How to use frozen bananas

If you cannot use all of your bananas before they will go bad, either on the counter with stems wrapped in plastic or in the refrigerator, then consider putting them in the freezer. Frozen bananas keep for up to six months, which considerably extends the shelf life of the fruit (via All Recipes). There are three ways to freeze bananas that are each useful in their own way. Before choosing a method for freezing your extra, ripening bananas, think about how you will most likely use the bananas after they are frozen. 

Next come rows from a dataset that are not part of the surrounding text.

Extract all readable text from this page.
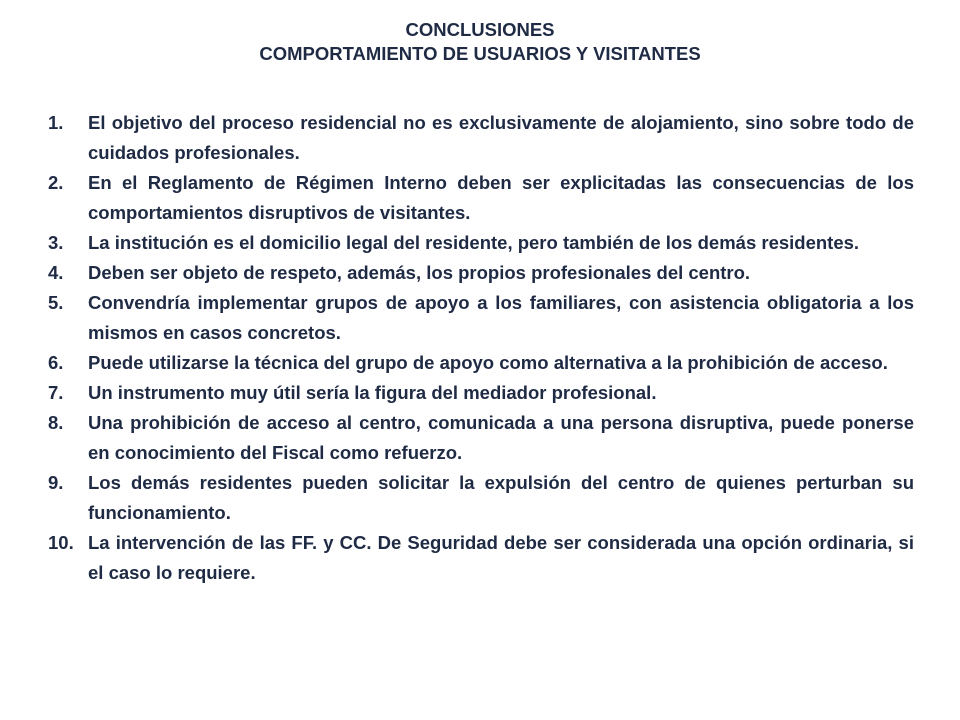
CONCLUSIONES
COMPORTAMIENTO DE USUARIOS Y VISITANTES
1. El objetivo del proceso residencial no es exclusivamente de alojamiento, sino sobre todo de cuidados profesionales.
2. En el Reglamento de Régimen Interno deben ser explicitadas las consecuencias de los comportamientos disruptivos de visitantes.
3. La institución es el domicilio legal del residente, pero también de los demás residentes.
4. Deben ser objeto de respeto, además, los propios profesionales del centro.
5. Convendría implementar grupos de apoyo a los familiares, con asistencia obligatoria a los mismos en casos concretos.
6. Puede utilizarse la técnica del grupo de apoyo como alternativa a la prohibición de acceso.
7. Un instrumento muy útil sería la figura del mediador profesional.
8. Una prohibición de acceso al centro, comunicada a una persona disruptiva, puede ponerse en conocimiento del Fiscal como refuerzo.
9. Los demás residentes pueden solicitar la expulsión del centro de quienes perturban su funcionamiento.
10. La intervención de las FF. y CC. De Seguridad debe ser considerada una opción ordinaria, si el caso lo requiere.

Frozen bananas are commonly (and quite popularly) used for making smoothies and dairy-free ice cream. They can also be used for baking by being mashed after thawing from the freezer. Another way to use frozen bananas is to place them on top of things like cereal, oatmeal, or acai bowls. Don't forget, frozen bananas can also be dipped in chocolate or yogurt and coated with a topping. However, you plan to use frozen bananas will change the best way you should prepare and store them.

Freezing bananas to keep them fresh

One method for freezing bananas is to flash freeze them after preparing the bananas. To do so, peel the bananas and cut them into slices. Next, place the slices on a baking sheet in a single layer. Put the baking sheet in the freezer for a few hours, then once the banana slices are frozen, transfer them into a freezer-safe bag. This will keep the banana slices from freezing together in a clump, and will also prevent your blender from burning out by processing large chunks of frozen bananas (via The Spruce Eats).

Another way to freeze bananas is to simply peel them, put them in a freezer-safe bag, and place them in the freezer. This method is particularly versatile because the bananas can be broken into smaller pieces to put into a blender or a food processor. The whole bananas can also be thawed and then mashed to go into baked goods like muffins or banana bread. 

While it is possible to freeze bananas in their peels, it is better to avoid this. Bananas frozen in their peels are safe to eat, but the peels turn dark brown or black and get soft which makes removing the peels very difficult. So make the most of your bananas and freeze them when they are just starting to get brown spots on the peels to maximize the sweetness of the fruit.